In the modern age, skepticism begins with doubt as to the existence of God. It is hard to underestimate the difficulty, then, of wrapping one's contemporary imagination around a skepticism that retains complete and implicit belief in the divine, but doubts the reality of the person standing next to oneself. And yet, in its most literal sense, that is the character of Renaissance skepticism - a world peopled by God but not by other humans.
My doctoral dissertation is about the intersection between Renaissance demographics and skepticism. Oddly, skepticism in the 17th century didn't mean anything like what it means today - depending on whose version you follow (Katherine Maus or Stanley Cavell - I think they aren't incompatible), what people doubted then was not what they doubt now. When we think of skepticism in a modern sense, we think about doubt about the existence of God, or of other transcendent things, or about science vs. religion. But both versions of Renaissance skepticism accept the existence of God as foregone, and neither see a contradiction between science and faith (there wasn't one at the time). Instead, skeptics doubt either the existence of other people (ie, Cartesian skepticism, which says that you can prove that you exist and God exists, but not that everyone around you isn't a figment) or what you can know about other people (ie, what they are thinking).
I've been writing about this for several years, but it only recently has occurred to me that the Biblical story of Sarah (the forgotten part of the binding of Isaac) is as much the pre-narrative of this model of skepticism as the Oedipus story is for well, the
If Renaissance skepticism as we have discussed it can be said to have an originating myth, we might find it in the Biblical story of Sarah, for whom the otherness of G-d and the question of the (m)aternity of her children are inextricably linked. Doubt, counting, reproduction, skepticism, all are linked across time and narrative. Stanley Cavell is right to tie skepticism to the questions raised by the paternity of children, but I would suggest that he refers only to a species of skepticism, that ultimately the act of reproduction itself is perennially tied to the question of whether the others one creates are truly real, and, perhaps, whether the act of generation, which mimics God's, is perhaps a kind of proof that we are real.
Sarah (then Sarai) is, described as barren when she is first named, and thus her infertility is tied to her identity. Sarah herself insists that G-d is at fault for her sterility, that YHWH has closed her womb. Her certainty on this point is startling Unconvinced, as she ages, that God will keep his promise to give Abraham descendents as "numerous as the stars," Sarah imagines as means of providing a child to both of them, by requiring her handmaiden to sleep with her husband, and thus get Sarah and Abraham a child. It defies imagination, given her machinations at reproduction, that Sarah could participate in the act of faith later demanded of Abraham - to which her husband is strangely quiescient.
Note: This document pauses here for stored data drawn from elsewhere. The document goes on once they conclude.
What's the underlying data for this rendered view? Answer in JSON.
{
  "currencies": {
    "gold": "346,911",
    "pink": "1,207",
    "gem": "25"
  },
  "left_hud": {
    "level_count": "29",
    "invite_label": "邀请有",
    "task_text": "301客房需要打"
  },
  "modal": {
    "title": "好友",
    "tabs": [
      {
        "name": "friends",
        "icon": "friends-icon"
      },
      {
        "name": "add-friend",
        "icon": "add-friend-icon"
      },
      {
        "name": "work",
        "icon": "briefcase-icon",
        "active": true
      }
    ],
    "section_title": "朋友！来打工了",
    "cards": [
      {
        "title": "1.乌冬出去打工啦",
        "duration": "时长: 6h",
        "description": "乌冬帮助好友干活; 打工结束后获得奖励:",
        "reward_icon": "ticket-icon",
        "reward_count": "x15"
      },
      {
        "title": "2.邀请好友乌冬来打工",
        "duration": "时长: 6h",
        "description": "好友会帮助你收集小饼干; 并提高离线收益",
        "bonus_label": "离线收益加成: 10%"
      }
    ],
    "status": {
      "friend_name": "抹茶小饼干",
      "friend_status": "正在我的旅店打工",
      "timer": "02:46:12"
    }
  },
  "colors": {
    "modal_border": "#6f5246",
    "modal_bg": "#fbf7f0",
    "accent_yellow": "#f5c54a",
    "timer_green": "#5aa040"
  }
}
I've always wanted to write a version of the Binding of Isaac in which God asks Sarah to sacrifice Isaac - how much fun would it be to write her reply? Abraham's gesture of complete faith could have been matched by another gesture of complete faith, for Sarah never, ever doubts the existence of God. Oh, she doubts his power - doubts that even God could open her womb in her 90s, and perhaps that God can tell whether she's lying, but she knows God is real. And she thinks God is wrong - and has the courage to say so.
Sarah doubts, as Satan in Paradise Lost does, the degree of God's power. She doubts that God is right. And she is not a wholly positive figure (her treatment of Hagar is hideous). But she is also the mother of a kind of doubt that achieves both faith and courage - one that says, "I believe that God is real, but I do not fully trust God to be always Godly?"
And can you blame her? Not only does this act of Yahweh's evoke the old Pagan Gods they attempt to differentiate themselves from, but it is done in the face of proof that this God is rather new to the divinity business, and makes errors, is subject to human persuasion (a tactic Abraham refuses to use here) and chooses unwisely. What mother, what person, what skeptic could not fail to doubt. Sadly, all the role of Sarah in this that we have is her death - the Talmud says she dies when Abraham takes her son to the mountain.
In a personal sense, I wonder, did God grow up? I speak as a person who believes in God out of a kind of visceral sense of immanence. I have always felt that there was God, since earliest childhood, known it as fact much as I know I have a tongue hair, or any other part of myself I cannot always feel. You would think that this certainty would be useful, but I haven't found it especially so. Instead, it raises more questions. Is God subject to human persuasion? Does God show interest? Are God's agendas always the right ones? Should I be a subject, or trust my own wits and will and argue? Do I emulate Abraham or Sarah when tragedy strikes, when costs are tallied?
I don't think it is any accident that I stumbled into the study of skepticism, do you?